Columbia Law School professor Wu is credited with having coined the term “Net Neutrality.”  He is an outspoken advocate for an Internet free from corporate or government censorship or content restrictions. He starts his position on February 14th where FTC Chairman Jon Leibowitz says that he will be “working on issues at the nexus of consumer protection, competition, law, and technology.”

Clearly, Wu will not be focused on net neutrality per se, but as knowledgeable tech savvy advocates for consumers go, this guy is the real deal.  All of which makes his appointment as a senior advisor to the Federal Trade Commission a little surprising given the Obama administration’s tendency to opt instead for industry insiders who advocate for the agenda of big business.

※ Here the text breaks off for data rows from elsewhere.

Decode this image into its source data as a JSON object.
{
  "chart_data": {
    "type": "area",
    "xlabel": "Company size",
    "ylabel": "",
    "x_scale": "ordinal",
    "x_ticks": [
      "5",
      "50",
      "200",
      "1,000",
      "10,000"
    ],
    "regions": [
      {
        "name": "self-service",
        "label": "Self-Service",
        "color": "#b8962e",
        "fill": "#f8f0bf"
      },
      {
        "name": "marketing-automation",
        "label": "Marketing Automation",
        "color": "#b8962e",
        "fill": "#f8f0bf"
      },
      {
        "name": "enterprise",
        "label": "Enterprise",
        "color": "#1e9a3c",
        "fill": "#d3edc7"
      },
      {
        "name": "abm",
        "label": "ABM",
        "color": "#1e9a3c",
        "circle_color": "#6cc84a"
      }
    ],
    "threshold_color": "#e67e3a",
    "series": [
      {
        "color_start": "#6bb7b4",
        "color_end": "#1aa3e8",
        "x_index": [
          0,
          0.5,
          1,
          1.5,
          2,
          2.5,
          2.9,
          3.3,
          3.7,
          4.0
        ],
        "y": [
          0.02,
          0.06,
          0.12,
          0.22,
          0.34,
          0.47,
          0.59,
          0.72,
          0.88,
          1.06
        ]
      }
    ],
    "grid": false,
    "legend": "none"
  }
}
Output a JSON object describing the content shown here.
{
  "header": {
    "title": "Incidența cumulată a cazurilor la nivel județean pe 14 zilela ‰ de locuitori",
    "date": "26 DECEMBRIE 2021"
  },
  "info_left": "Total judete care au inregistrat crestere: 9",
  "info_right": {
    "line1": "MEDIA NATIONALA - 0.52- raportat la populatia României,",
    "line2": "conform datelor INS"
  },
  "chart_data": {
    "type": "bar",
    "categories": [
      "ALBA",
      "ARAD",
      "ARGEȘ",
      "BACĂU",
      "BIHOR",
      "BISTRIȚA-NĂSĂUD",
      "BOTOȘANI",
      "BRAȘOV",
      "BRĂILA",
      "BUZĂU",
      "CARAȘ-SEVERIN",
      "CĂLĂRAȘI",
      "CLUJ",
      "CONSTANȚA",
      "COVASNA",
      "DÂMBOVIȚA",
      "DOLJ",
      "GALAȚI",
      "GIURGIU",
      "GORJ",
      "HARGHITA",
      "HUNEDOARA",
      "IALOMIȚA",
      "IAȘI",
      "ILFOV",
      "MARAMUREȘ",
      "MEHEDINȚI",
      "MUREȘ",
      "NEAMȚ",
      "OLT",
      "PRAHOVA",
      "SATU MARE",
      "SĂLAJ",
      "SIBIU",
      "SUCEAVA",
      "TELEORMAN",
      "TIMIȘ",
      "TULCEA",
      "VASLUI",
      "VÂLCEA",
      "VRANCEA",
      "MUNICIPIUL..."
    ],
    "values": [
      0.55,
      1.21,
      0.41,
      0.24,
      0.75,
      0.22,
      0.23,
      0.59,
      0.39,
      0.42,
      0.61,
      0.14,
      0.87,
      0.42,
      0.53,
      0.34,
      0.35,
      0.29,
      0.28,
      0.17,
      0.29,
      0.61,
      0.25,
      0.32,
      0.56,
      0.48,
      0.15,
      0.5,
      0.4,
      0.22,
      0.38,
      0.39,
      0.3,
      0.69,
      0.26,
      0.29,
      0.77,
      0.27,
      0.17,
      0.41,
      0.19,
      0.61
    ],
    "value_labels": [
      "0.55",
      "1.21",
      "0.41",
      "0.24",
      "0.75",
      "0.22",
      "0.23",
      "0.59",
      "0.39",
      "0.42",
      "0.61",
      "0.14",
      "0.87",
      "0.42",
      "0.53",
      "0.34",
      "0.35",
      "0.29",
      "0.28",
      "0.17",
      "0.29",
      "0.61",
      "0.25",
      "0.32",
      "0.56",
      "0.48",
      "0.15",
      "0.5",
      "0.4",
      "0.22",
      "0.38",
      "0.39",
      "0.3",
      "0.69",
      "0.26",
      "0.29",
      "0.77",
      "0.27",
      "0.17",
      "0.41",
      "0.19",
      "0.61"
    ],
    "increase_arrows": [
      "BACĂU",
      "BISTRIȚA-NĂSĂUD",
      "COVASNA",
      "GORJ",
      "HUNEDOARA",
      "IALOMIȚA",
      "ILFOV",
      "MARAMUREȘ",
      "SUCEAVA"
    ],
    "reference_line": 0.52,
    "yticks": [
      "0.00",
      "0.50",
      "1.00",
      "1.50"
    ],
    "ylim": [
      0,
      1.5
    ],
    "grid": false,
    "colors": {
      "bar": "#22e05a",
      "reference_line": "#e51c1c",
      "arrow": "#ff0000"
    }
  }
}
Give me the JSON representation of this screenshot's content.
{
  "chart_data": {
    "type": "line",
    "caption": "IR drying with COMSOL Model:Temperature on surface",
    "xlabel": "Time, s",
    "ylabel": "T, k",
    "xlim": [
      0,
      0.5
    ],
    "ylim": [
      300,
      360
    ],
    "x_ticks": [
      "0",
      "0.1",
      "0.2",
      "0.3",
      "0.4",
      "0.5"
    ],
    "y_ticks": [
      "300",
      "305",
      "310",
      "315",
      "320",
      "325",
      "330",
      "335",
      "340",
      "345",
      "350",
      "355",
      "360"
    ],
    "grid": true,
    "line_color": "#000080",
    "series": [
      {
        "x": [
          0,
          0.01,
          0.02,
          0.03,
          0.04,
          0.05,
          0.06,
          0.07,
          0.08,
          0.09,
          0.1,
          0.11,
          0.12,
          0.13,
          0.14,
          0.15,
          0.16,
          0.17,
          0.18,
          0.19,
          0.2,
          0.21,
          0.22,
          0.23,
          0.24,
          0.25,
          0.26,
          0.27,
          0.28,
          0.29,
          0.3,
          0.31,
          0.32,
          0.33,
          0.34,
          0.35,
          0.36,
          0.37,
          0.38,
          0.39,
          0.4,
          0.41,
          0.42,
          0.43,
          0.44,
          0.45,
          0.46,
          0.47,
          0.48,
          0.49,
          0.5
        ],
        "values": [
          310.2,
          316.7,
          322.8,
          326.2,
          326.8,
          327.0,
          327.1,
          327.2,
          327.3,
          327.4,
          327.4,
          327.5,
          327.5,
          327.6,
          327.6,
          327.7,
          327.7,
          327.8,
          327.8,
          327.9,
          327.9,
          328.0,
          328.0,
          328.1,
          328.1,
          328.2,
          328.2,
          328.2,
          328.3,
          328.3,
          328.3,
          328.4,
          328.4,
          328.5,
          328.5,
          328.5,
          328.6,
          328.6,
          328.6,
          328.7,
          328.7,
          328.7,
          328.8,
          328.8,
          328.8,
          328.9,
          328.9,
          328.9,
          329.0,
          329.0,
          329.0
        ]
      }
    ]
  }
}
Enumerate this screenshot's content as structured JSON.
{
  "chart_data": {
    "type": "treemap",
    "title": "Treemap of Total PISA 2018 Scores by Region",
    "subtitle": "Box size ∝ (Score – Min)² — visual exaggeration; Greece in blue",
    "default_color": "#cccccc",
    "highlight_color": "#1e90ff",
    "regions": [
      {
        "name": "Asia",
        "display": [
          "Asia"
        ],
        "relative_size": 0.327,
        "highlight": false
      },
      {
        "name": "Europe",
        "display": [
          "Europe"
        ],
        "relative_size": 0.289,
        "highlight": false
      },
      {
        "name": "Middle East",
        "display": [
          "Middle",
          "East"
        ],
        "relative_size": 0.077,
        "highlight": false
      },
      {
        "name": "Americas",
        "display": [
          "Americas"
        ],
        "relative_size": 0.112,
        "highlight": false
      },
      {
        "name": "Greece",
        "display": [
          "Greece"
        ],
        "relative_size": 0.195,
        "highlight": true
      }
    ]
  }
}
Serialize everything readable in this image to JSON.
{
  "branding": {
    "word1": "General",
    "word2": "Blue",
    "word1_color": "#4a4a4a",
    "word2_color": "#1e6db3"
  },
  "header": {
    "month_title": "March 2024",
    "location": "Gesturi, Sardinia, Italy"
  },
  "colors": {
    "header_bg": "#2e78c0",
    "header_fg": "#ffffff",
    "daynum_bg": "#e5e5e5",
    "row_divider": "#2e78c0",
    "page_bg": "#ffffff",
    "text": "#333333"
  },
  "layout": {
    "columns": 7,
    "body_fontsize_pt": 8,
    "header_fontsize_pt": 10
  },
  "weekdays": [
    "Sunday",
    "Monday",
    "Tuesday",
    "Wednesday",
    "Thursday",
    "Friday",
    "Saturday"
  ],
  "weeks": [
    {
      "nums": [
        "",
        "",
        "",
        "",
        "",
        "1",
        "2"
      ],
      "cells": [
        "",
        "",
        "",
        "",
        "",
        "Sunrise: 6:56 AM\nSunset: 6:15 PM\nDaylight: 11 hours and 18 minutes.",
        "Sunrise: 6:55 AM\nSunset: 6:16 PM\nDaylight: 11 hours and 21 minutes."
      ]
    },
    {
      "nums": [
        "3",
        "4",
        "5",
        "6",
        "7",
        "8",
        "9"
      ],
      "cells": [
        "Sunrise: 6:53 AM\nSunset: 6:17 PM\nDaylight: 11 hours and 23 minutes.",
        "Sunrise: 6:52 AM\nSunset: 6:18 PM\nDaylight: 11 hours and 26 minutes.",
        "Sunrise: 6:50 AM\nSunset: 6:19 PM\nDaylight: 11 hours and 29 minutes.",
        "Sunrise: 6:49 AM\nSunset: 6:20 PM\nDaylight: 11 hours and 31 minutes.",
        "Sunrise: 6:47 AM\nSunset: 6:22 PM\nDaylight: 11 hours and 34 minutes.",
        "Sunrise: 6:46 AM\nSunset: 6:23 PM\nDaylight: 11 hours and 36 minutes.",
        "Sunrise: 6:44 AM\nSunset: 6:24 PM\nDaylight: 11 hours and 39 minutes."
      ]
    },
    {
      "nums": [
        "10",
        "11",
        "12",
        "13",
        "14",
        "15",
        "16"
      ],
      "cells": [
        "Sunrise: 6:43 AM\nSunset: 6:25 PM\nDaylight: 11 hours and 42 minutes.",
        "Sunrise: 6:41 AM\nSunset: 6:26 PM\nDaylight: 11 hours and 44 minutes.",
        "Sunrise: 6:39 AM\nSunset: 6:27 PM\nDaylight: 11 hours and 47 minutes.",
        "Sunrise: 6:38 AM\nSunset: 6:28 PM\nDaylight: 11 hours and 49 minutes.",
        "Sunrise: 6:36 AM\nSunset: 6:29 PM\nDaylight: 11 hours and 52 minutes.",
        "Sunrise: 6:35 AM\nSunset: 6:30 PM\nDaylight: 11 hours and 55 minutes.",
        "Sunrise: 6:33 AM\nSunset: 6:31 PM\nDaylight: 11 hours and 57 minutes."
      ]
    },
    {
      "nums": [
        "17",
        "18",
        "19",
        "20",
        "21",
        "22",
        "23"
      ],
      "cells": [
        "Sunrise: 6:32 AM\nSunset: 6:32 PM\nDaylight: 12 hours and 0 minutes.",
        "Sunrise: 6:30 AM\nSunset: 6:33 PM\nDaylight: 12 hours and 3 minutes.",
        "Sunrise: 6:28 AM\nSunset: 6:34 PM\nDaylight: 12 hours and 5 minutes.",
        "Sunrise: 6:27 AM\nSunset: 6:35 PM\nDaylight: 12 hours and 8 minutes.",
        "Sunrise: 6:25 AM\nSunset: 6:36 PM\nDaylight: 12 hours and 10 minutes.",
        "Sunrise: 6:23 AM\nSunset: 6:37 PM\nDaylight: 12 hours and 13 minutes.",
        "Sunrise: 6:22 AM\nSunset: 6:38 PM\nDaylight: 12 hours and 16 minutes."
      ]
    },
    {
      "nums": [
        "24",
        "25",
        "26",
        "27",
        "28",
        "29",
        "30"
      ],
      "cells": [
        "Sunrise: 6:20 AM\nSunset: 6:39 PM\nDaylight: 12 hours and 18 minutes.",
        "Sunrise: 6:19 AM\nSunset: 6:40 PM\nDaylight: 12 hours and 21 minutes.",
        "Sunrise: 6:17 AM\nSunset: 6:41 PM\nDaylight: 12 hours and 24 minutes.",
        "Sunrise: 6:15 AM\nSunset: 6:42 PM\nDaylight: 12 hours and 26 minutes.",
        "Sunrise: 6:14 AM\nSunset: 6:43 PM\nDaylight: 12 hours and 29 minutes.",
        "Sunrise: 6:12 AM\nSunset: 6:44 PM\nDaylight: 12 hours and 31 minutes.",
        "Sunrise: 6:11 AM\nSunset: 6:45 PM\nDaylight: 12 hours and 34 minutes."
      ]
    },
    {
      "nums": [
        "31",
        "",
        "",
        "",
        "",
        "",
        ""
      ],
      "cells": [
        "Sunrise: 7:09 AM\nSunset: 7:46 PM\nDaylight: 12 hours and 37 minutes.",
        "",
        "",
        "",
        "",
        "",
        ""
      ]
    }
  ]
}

The FCC continues to waffle on issues like Net Neutrality. Meanwhile. Victoria A. Espinel, as Obama’s Intellectual Property Enforcement Coordinator (a position informally known as the copyright czar) is working with Homeland Security to seize domain names of websites without due process.  The government appears repeatedly to treat the Internet more as a threat to corporate America rather than as an asset to its citizens.

However, the FTC is flying a decidedly different flag.  In addition to Wu, the agency also appointed Ed Felton as it’s chief technologist a few months ago.  He’s probably best known for his efforts to expose problems with electronic voting machines, and for his vocal advocacy against DRM (Digital Rights Management) as a way to lock music, movies, and TV shows.

It’s not clear what’s in the water over at the FTC, but let’s hope it finds its way into drinking fountains across Washington D.C.